Una lettera del segretario di Stato Vaticano, Agostino Casaroli, potrebbe riscrivere il caso della scomparsa di Emanuela Orlandi, ma la famiglia della ragazza prende le distanze.
La missiva chiama in causa uno zio della Orlandi. L’uomo è ormai defunto. “Di questa vicenda si era già occupata la magistratura italiana nei primi anni Ottanta senza arrivare ad alcun esito. Spero che queste non siano le uniche carte, che non sono affatto una novità, che la procura Vaticana ha inviato alla procura di Roma”, spiega l’avvocato Laura Sgrò, difensore di Pietro Orlandi.

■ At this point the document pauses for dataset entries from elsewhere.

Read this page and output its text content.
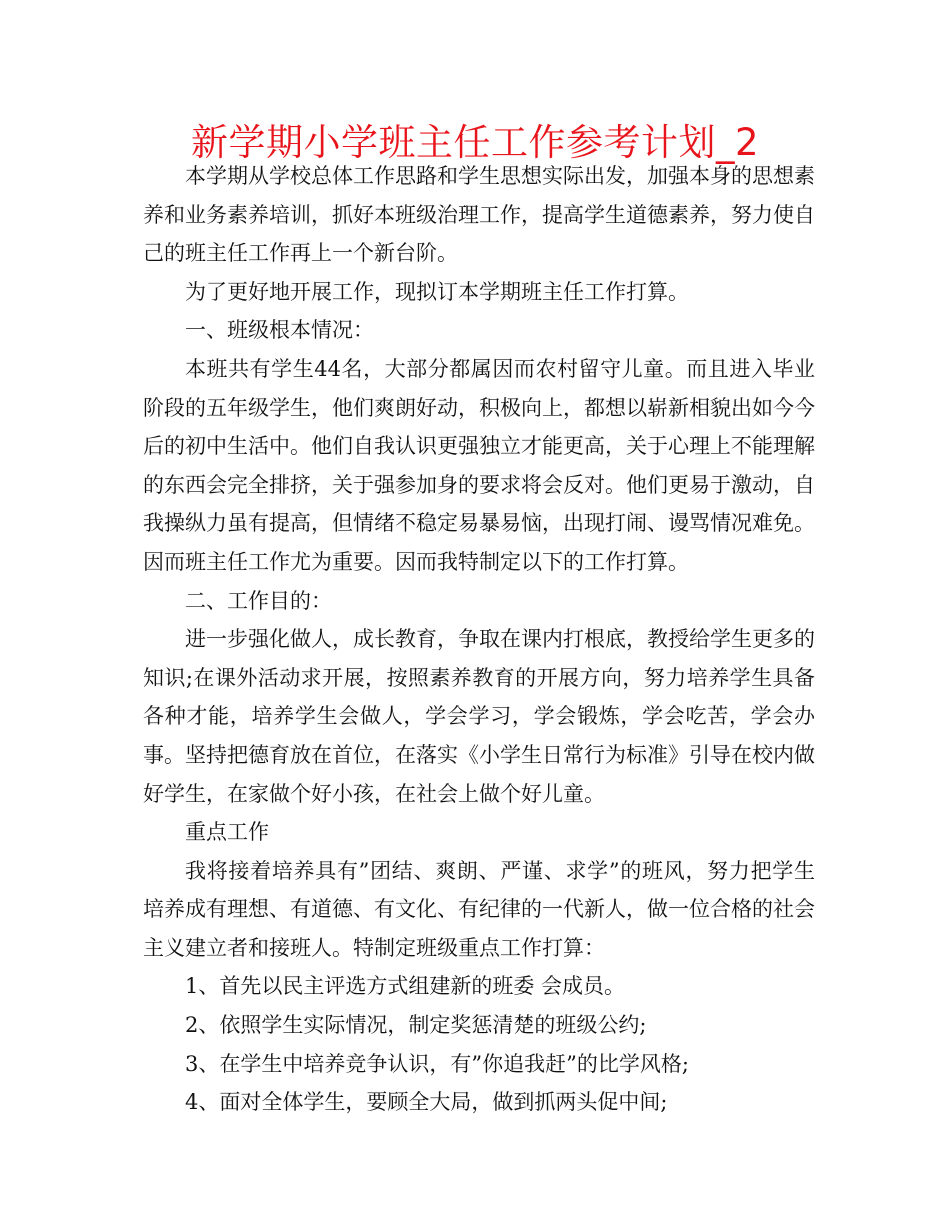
新学期小学班主任工作参考计划_2

本学期从学校总体工作思路和学生思想实际出发，加强本身的思想素养和业务素养培训，抓好本班级治理工作，提高学生道德素养，努力使自己的班主任工作再上一个新台阶。

为了更好地开展工作，现拟订本学期班主任工作打算。

一、班级根本情况：

本班共有学生44名，大部分都属因而农村留守儿童。而且进入毕业阶段的五年级学生，他们爽朗好动，积极向上，都想以崭新相貌出如今今后的初中生活中。他们自我认识更强独立才能更高，关于心理上不能理解的东西会完全排挤，关于强参加身的要求将会反对。他们更易于激动，自我操纵力虽有提高，但情绪不稳定易暴易恼，出现打闹、谩骂情况难免。因而班主任工作尤为重要。因而我特制定以下的工作打算。

二、工作目的：

进一步强化做人，成长教育，争取在课内打根底，教授给学生更多的知识;在课外活动求开展，按照素养教育的开展方向，努力培养学生具备各种才能，培养学生会做人，学会学习，学会锻炼，学会吃苦，学会办事。坚持把德育放在首位，在落实《小学生日常行为标准》引导在校内做好学生，在家做个好小孩，在社会上做个好儿童。

重点工作

我将接着培养具有”团结、爽朗、严谨、求学”的班风，努力把学生培养成有理想、有道德、有文化、有纪律的一代新人，做一位合格的社会主义建立者和接班人。特制定班级重点工作打算：

1、首先以民主评选方式组建新的班委 会成员。

2、依照学生实际情况，制定奖惩清楚的班级公约;

3、在学生中培养竞争认识，有”你追我赶”的比学风格;

4、面对全体学生，要顾全大局，做到抓两头促中间;
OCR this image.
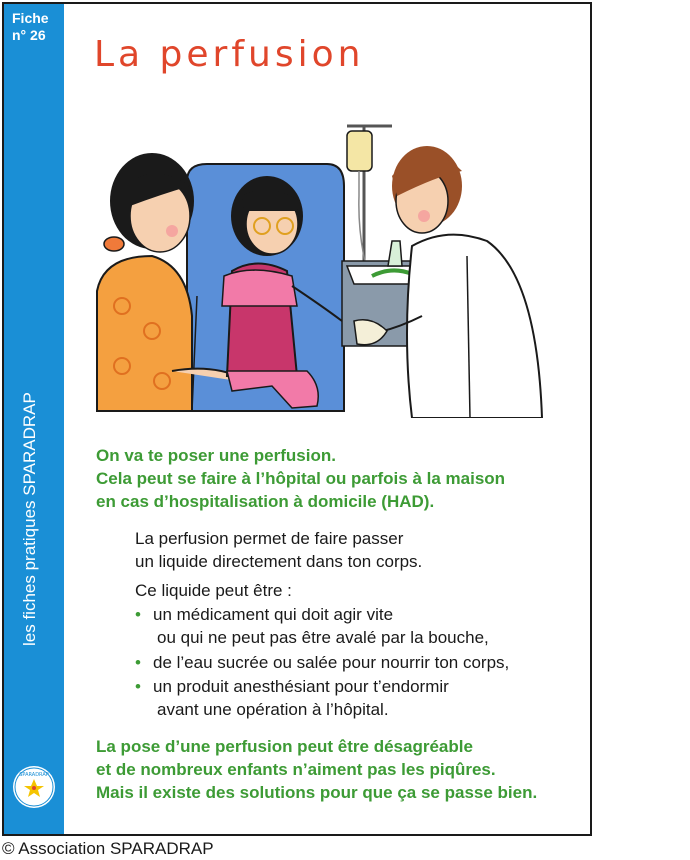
Fiche
n° 26
les fiches pratiques SPARADRAP
SPARADRAP
La perfusion
On va te poser une perfusion.
Cela peut se faire à l’hôpital ou parfois à la maison
en cas d’hospitalisation à domicile (HAD).
La perfusion permet de faire passer
un liquide directement dans ton corps.
Ce liquide peut être :
• un médicament qui doit agir vite
ou qui ne peut pas être avalé par la bouche,
• de l’eau sucrée ou salée pour nourrir ton corps,
• un produit anesthésiant pour t’endormir
avant une opération à l’hôpital.
La pose d’une perfusion peut être désagréable
et de nombreux enfants n’aiment pas les piqûres.
Mais il existe des solutions pour que ça se passe bien.
© Association SPARADRAP
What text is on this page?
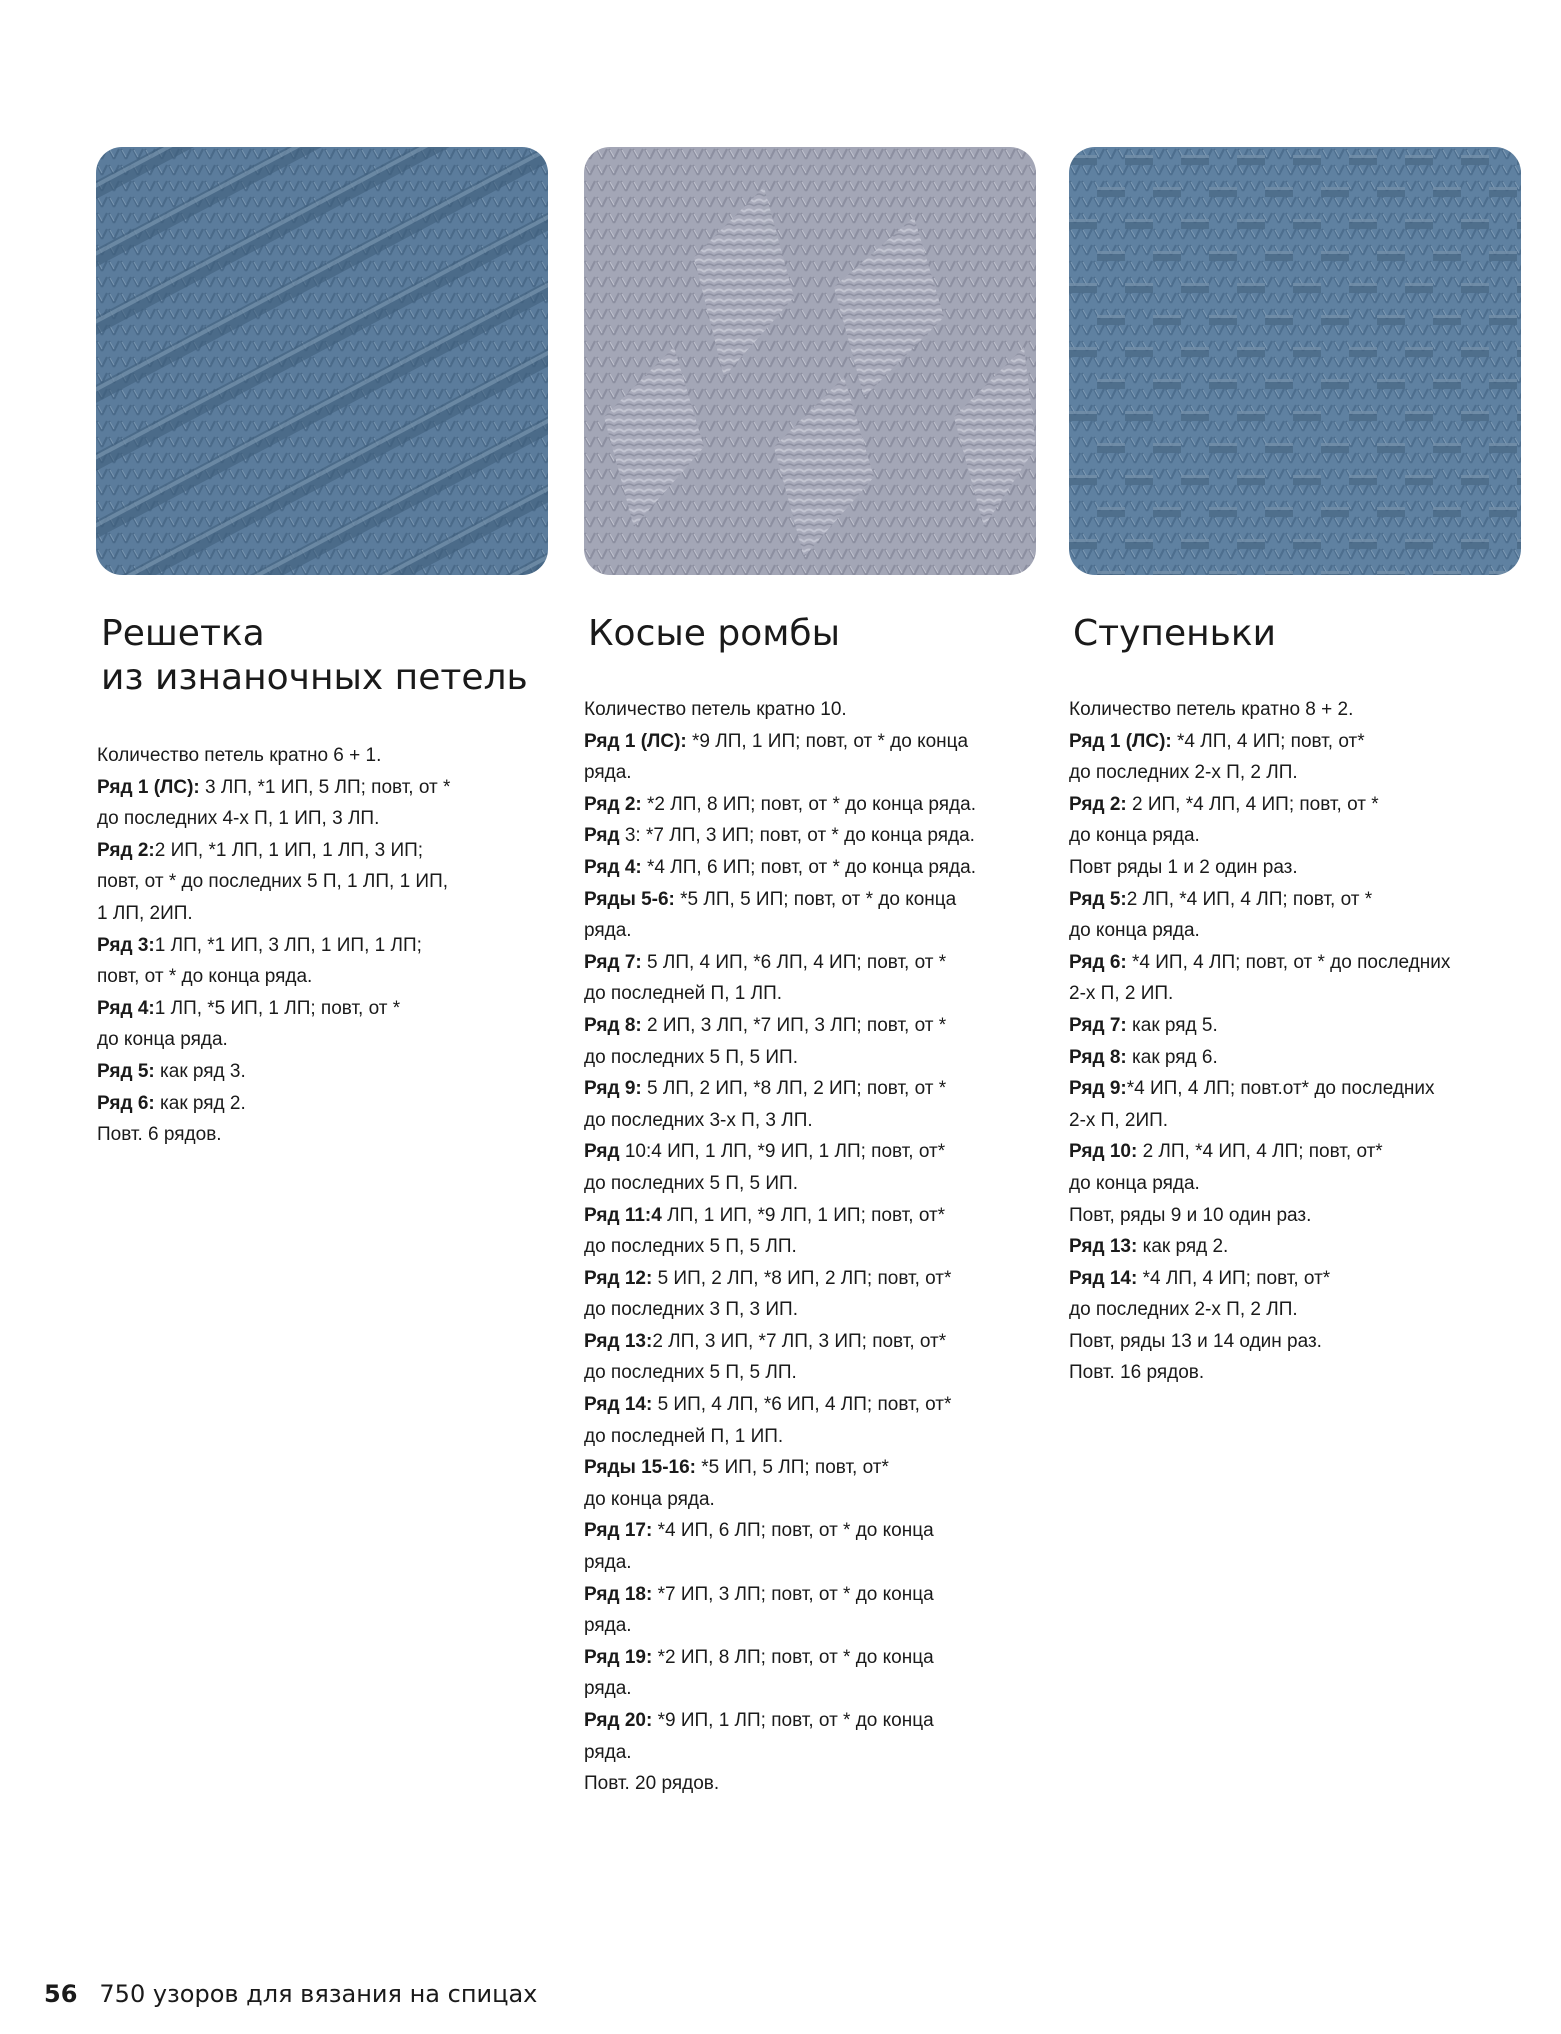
Решетка
из изнаночных петель
Количество петель кратно 6 + 1.
Ряд 1 (ЛС): 3 ЛП, *1 ИП, 5 ЛП; повт, от *
до последних 4-х П, 1 ИП, 3 ЛП.
Ряд 2:2 ИП, *1 ЛП, 1 ИП, 1 ЛП, 3 ИП;
повт, от * до последних 5 П, 1 ЛП, 1 ИП,
1 ЛП, 2ИП.
Ряд 3:1 ЛП, *1 ИП, 3 ЛП, 1 ИП, 1 ЛП;
повт, от * до конца ряда.
Ряд 4:1 ЛП, *5 ИП, 1 ЛП; повт, от *
до конца ряда.
Ряд 5: как ряд 3.
Ряд 6: как ряд 2.
Повт. 6 рядов.
Косые ромбы
Количество петель кратно 10.
Ряд 1 (ЛС): *9 ЛП, 1 ИП; повт, от * до конца
ряда.
Ряд 2: *2 ЛП, 8 ИП; повт, от * до конца ряда.
Ряд 3: *7 ЛП, 3 ИП; повт, от * до конца ряда.
Ряд 4: *4 ЛП, 6 ИП; повт, от * до конца ряда.
Ряды 5-6: *5 ЛП, 5 ИП; повт, от * до конца
ряда.
Ряд 7: 5 ЛП, 4 ИП, *6 ЛП, 4 ИП; повт, от *
до последней П, 1 ЛП.
Ряд 8: 2 ИП, 3 ЛП, *7 ИП, 3 ЛП; повт, от *
до последних 5 П, 5 ИП.
Ряд 9: 5 ЛП, 2 ИП, *8 ЛП, 2 ИП; повт, от *
до последних 3-х П, 3 ЛП.
Ряд 10:4 ИП, 1 ЛП, *9 ИП, 1 ЛП; повт, от*
до последних 5 П, 5 ИП.
Ряд 11:4 ЛП, 1 ИП, *9 ЛП, 1 ИП; повт, от*
до последних 5 П, 5 ЛП.
Ряд 12: 5 ИП, 2 ЛП, *8 ИП, 2 ЛП; повт, от*
до последних 3 П, 3 ИП.
Ряд 13:2 ЛП, 3 ИП, *7 ЛП, 3 ИП; повт, от*
до последних 5 П, 5 ЛП.
Ряд 14: 5 ИП, 4 ЛП, *6 ИП, 4 ЛП; повт, от*
до последней П, 1 ИП.
Ряды 15-16: *5 ИП, 5 ЛП; повт, от*
до конца ряда.
Ряд 17: *4 ИП, 6 ЛП; повт, от * до конца
ряда.
Ряд 18: *7 ИП, 3 ЛП; повт, от * до конца
ряда.
Ряд 19: *2 ИП, 8 ЛП; повт, от * до конца
ряда.
Ряд 20: *9 ИП, 1 ЛП; повт, от * до конца
ряда.
Повт. 20 рядов.
Ступеньки
Количество петель кратно 8 + 2.
Ряд 1 (ЛС): *4 ЛП, 4 ИП; повт, от*
до последних 2-х П, 2 ЛП.
Ряд 2: 2 ИП, *4 ЛП, 4 ИП; повт, от *
до конца ряда.
Повт ряды 1 и 2 один раз.
Ряд 5:2 ЛП, *4 ИП, 4 ЛП; повт, от *
до конца ряда.
Ряд 6: *4 ИП, 4 ЛП; повт, от * до последних
2-х П, 2 ИП.
Ряд 7: как ряд 5.
Ряд 8: как ряд 6.
Ряд 9:*4 ИП, 4 ЛП; повт.от* до последних
2-х П, 2ИП.
Ряд 10: 2 ЛП, *4 ИП, 4 ЛП; повт, от*
до конца ряда.
Повт, ряды 9 и 10 один раз.
Ряд 13: как ряд 2.
Ряд 14: *4 ЛП, 4 ИП; повт, от*
до последних 2-х П, 2 ЛП.
Повт, ряды 13 и 14 один раз.
Повт. 16 рядов.
56 750 узоров для вязания на спицах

L’alto rappresentante della diplomazia di Oltretevere, in base a quanto ricostruito da La7, avrebbe chiesto, a pochi mesi dalla sparizione di Emanuela, a un sacerdote sudamericano, consigliere spirituale e confessore della famiglia Orlandi, se era vero che in passato la sorella maggiore della ragazza, Natalina, gli aveva rivelato di essere stata molestata dallo zio, Mario Meneguzzi, marito di Lucia Orlandi, zia paterna dei 5 ragazzi Orlandi. Meneguzzi, deceduto da tempo, gestiva il bar alla Camera dei Deputati.
Chi indaga sarebbe rimasto molto colpito dal raffronto tra il volto di Mario Meneguzzi e l’identikit tracciato dal vigile e dal poliziotto che riferirono di aver visto, la sera della scomparsa, un uomo che parlava con Emanuela appena uscita dalla scuola di musica vicino al Senato. Sulla “pista familiare” Pietro Orlandi, il fratello di Emanuela, scrive su Facebook nella pagina dedicata alla vicenda: “Oggi ho capito che sono delle carogne. Hanno deciso di scaricare tutto sulla famiglia, senza vergogna, senza vergogna, mi fanno schifo”.
Martedì è annunciata una conferenza stampa all’Associazione stampa estera, a Roma.